The invention belongs to the field of medicinal chemistry, and relates to a preparation method of a bilastine intermediate 2-(4-(2-hydroxyethyl) phenyl)-2-methyl propionic acid and derivatives thereof. The 2-(4-(2-hydroxyethyl) phenyl)-2-methyl propionic acid and the derivative thereof are obtained by taking a 4-halogenated phenyl-2-methyl propionic acid derivative as a raw material through the steps of alkylation, hydrolysis, reduction and the like, and the compound can be used for synthesizing bilastine.

The invention discloses a preparation method of a bilastine oxide impurity. The preparation method comprises that bilastine undergoes a reaction in an alcohol solvent in the presence of an oxidizing agent to produce a bilastine oxide impurity in a high yield. The bilastine oxide impurity can be used for quality control of a bilastine bulk drug or its preparation and can be used as an impurity contrast.
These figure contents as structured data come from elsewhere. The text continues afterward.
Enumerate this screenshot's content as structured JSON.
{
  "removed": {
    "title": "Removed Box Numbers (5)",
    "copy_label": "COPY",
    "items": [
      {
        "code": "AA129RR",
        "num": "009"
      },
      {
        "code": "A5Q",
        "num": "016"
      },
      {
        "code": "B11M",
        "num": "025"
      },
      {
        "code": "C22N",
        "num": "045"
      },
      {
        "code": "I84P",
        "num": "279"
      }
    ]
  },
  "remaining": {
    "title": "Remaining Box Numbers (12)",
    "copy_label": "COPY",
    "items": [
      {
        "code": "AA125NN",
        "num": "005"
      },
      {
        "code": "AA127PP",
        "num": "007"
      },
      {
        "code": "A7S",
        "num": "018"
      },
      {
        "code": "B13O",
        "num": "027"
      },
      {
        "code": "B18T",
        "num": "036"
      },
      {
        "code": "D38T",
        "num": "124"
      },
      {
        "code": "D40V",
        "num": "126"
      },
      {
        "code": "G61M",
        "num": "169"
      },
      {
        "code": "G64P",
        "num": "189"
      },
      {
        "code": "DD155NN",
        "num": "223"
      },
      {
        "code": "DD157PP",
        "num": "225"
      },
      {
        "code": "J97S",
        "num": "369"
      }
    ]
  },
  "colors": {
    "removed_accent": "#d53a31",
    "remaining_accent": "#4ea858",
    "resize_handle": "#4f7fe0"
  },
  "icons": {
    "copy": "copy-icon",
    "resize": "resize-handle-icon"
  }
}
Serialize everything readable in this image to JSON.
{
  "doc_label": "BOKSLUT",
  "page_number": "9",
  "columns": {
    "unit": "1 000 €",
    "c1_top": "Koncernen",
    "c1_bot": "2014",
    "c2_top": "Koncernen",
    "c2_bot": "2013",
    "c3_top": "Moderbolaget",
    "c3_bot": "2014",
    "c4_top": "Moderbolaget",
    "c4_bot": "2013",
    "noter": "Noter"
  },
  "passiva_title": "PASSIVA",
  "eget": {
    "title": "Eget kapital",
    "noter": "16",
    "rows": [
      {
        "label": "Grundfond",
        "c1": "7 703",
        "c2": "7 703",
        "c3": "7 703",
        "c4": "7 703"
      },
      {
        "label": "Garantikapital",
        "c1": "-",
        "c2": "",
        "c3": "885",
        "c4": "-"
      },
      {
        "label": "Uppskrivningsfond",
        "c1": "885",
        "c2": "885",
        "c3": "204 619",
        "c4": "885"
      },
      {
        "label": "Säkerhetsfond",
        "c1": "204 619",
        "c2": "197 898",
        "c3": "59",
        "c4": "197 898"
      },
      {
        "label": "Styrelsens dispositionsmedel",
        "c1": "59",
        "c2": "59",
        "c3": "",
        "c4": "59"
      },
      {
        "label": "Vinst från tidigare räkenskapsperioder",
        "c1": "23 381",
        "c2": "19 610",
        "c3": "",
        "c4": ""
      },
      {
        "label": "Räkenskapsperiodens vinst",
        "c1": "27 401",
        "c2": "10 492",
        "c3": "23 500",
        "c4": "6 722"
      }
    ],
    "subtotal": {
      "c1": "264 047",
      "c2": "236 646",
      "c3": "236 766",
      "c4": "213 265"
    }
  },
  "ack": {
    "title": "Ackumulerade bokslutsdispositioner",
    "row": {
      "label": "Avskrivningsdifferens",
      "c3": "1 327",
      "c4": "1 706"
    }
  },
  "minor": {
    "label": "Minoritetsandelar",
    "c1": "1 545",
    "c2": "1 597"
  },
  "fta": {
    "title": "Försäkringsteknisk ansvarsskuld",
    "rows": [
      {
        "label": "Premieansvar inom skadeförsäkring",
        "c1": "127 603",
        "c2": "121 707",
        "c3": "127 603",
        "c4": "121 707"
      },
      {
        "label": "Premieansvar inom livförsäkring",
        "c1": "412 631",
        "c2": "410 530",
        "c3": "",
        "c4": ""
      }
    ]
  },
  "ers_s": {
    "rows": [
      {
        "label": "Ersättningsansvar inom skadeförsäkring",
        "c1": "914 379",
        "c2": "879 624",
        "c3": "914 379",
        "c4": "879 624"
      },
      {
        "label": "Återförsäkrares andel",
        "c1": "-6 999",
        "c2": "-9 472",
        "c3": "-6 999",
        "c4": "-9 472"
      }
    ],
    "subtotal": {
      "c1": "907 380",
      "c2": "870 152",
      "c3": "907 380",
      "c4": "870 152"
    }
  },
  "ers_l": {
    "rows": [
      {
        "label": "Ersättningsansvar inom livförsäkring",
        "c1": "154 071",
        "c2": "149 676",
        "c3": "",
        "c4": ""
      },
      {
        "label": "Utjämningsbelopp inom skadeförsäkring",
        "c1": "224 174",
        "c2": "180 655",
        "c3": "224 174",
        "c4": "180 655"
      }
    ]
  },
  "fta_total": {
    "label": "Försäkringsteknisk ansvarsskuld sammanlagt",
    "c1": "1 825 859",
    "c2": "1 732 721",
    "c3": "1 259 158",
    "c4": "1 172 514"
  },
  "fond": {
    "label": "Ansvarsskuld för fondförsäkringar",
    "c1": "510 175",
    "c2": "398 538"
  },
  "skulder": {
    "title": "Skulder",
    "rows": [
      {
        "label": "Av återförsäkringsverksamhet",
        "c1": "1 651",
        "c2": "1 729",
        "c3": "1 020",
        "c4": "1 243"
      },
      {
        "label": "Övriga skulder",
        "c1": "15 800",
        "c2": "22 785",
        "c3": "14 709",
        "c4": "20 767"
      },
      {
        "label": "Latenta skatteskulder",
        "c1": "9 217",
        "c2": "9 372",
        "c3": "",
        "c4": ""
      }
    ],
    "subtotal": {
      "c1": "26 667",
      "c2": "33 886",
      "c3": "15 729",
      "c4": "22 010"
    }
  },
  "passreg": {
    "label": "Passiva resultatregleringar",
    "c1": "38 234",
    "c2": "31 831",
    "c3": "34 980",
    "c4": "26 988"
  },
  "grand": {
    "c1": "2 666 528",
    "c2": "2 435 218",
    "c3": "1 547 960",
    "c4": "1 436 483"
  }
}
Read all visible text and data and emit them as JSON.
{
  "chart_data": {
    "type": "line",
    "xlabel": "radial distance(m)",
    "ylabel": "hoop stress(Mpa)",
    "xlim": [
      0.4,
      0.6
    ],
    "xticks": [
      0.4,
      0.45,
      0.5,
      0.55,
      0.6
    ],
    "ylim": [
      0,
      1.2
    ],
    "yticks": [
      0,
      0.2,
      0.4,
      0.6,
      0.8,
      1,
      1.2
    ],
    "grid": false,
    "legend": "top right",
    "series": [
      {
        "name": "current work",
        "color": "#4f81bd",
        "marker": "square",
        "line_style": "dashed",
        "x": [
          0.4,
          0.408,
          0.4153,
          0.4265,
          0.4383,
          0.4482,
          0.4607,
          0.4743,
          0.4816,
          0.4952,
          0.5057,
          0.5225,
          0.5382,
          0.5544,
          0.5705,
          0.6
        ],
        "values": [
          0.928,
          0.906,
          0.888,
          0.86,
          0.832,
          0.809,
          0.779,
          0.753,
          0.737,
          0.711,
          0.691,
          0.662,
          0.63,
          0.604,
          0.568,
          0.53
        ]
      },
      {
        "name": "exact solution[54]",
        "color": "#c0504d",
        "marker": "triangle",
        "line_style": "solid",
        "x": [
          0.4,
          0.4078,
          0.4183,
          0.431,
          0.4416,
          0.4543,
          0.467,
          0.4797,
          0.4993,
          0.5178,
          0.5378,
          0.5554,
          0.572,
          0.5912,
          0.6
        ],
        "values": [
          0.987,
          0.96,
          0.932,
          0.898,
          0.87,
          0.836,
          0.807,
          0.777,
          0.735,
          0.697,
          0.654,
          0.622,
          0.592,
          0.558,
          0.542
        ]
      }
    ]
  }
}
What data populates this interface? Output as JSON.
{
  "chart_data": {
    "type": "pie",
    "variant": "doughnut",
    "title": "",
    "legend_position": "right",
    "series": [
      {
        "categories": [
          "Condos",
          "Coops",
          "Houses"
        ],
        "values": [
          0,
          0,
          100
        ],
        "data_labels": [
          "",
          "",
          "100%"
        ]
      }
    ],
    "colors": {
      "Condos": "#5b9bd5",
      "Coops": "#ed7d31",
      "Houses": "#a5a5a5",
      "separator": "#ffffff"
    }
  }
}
The invention relates to the field of medicines, and in particular relates to a compound medicine composition containing bilastine, dimemorfan phosphate and paracetamol, and a preparation method of the medicine composition. The pharmacodynamic tests show that the three components take a synergistic effect into play for preventing cold, and thus the medicine composition can be applied to clinical treatment of cold.